Magnetic resonance spectroscopy (MRS) and dynamic susceptibility contrast (DSC) MRI have also been applied to predict tumor grades. A recent study (26) concluded that the indices of Cho/Cre and Lac/Cre from MRS were good for differentiating grade II from III and III from IV, respectively, whereas the parameter of tumor blood volume from DSC-MRI was only useful for distinguishing II from IV. Compared to the indices and parameter, the results of K^trans in this and previous investigations (6, 11) suggest that K^trans is a better predictive parameter for grading gliomas. The partial volume effect due to the low spatial resolution data of MRS made the indices less sensitive and specific when distinguishing the grades. Also tumor microvascular permeability exposed by K^trans maybe better linked to the tumor grade.

There were limitations in this study. We applied a 2D Turbo FLASH sequence for obtaining the baseline T₁ value and a 3D Turbo FLASH sequence for DCE data. The internal inconsistency in the imaging sequence and alteration in its sensitivity to the tumor blood supply may lead to variations from case to case. The sample size may need to be increased for each group of tumor grade for an effectively statistical comparison including a significant threshold value to distinguish the groups. Also we are working on obtaining the maps of K^trans, K_ep, K_el, V_e, and V_p.
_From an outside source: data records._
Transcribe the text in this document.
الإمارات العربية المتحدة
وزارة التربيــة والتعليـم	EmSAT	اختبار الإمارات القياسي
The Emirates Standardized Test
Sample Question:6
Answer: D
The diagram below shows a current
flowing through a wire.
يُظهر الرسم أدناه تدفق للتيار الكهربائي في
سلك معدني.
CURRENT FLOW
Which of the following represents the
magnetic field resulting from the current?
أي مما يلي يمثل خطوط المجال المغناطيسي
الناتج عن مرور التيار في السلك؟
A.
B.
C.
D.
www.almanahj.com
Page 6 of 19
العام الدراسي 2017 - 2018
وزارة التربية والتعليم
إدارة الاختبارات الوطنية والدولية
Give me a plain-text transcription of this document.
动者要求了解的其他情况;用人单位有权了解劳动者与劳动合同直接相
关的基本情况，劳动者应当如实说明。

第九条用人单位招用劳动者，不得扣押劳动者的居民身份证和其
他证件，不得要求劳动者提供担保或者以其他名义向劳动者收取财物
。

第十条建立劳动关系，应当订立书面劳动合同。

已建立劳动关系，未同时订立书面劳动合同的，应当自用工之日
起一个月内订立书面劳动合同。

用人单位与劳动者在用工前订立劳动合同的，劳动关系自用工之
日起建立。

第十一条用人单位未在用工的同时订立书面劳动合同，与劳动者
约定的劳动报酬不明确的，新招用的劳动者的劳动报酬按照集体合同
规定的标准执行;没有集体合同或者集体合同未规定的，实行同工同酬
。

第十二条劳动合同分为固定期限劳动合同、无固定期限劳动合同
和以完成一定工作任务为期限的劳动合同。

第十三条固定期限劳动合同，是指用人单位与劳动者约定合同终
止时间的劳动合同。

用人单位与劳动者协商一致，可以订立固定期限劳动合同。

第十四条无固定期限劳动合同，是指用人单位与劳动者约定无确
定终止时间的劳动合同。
In conclusion, DCE-MRI is a promising technique that can provide a very important trace kinetic parameter: K^trans, which is associated with gliomas’ microvascular permeability—a surrogate for tumor grades. Besides K^trans, V_e can be helpful in grading gliomas; however, K^trans is preferable as K^trans can be utilized not only to differentiate the low (I and II) from high (III and IV) grades, but also to differentiate the grade II from III.